6. Toshihide Iguchi: $1.1 Billion
Toshihide Iguchi sent a 30-page confession in 1995 to the president of Daiwa Bank in Japan, admitting to huge bond trading losses amounting to $1.1 billion. These losses accumulated over years of trading as he did his best to turn a profit while hiding his failures by falsifying tens of thousands of trading slips. As a result, Iguchi went to jail, and Daiwa had to stop operating in the U.S.

5. Nick Leeson: $1.3 Billion
Nick Leeson worked in the Singapore office of the 233-year-old British investment bank Barings. Among the distinguished clients of Barings was Queen Elizabeth II. However, in 1992, thanks to Leeson, Barings folded. This collapse, and the subsequent publicity Leeson received after the fact, makes him the most famous rogue trader, even though he didn’t lose as much as other rogue traders on this list. Leeson used an error account to cover his losses as he earned commission after commission, and made attempts to move the market. In the end, he ended up publishing a book and had his story turned into a movie starring Ewan McGregor. Now, he is a paid speaker, talking about risk management.

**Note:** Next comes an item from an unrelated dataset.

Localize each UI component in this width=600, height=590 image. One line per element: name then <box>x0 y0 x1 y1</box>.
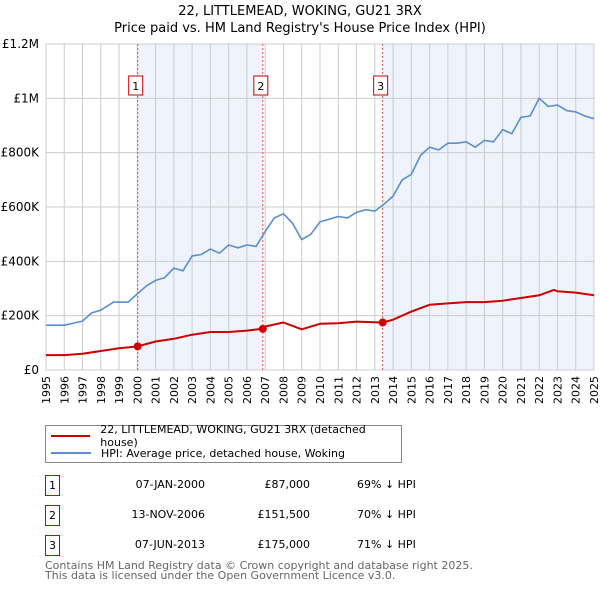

4. Kweku Adoboli: $2 Billion
Kweku Adoboli was identified by UBS as a rogue trader in September 2011, in an incident that indicates that banks might not have learned lessons from earlier brushes with rogue traders. He was taken into custody in Britain, and is likely to stand trial for fraud. The news dealt another blow to UBS, and could be used to bolster the case for increased separation between investment banking and retail banking offered by financial institutions.

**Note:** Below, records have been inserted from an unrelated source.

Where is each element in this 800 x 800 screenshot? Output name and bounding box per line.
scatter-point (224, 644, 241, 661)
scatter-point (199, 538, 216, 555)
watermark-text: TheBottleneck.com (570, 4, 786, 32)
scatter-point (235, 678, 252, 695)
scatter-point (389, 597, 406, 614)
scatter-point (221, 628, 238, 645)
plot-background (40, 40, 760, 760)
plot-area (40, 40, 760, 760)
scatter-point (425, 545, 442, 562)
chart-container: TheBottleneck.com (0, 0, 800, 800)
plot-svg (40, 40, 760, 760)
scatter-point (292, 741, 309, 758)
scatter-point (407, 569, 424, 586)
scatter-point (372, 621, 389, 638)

3. Helmet Elsner and Wolfgang Flöttl: $2.5 Billion
Helmut Elsner and Wolfgang Flöttl were charged, along with others, for their roles in rogue trading at Bawag, an Austrian bank. They defrauded Bawag and others in an attempt to hide losses in interest rate swaps and currency swaps, and were finally caught in 2006. They were charged with conspiracy, and sentenced in 2010, although Elsner has been experiencing health problems that could mean removal to a better environment.

2. Yasuo Hamanaka: $2.6 Billion
Yasuo Hamanaka was considered a copper market whiz as part of Sumitomo Corporation – until it came out in 1996 that he had committed fraud and forgery in order to hide $2.6 billion in losses that piled up over 10 years. Some believe that at one point Hamanaka controlled as much as five percent of the global copper market, forcing prices up and raking in huge profits even though his company was losing money. He was sent to jail for his fraudulent actions.

1. Jerome Kerviel: $7.1 Billion
Jerome Kerviel is perhaps the top rogue trader of all time – so far. As an employee of Societe Generale in France, he lost $7.1 billion. His losses became apparent in 2008 as fears of a mortgage market meltdown were manifesting themselves. Kerviel moved from back office trading to the front office, and became quite adept at manipulating computer data so that his losses were hidden. The world was shocked when Soceite Generale, the second-largest bank in France, announced such large losses as a result of a single rogue trader.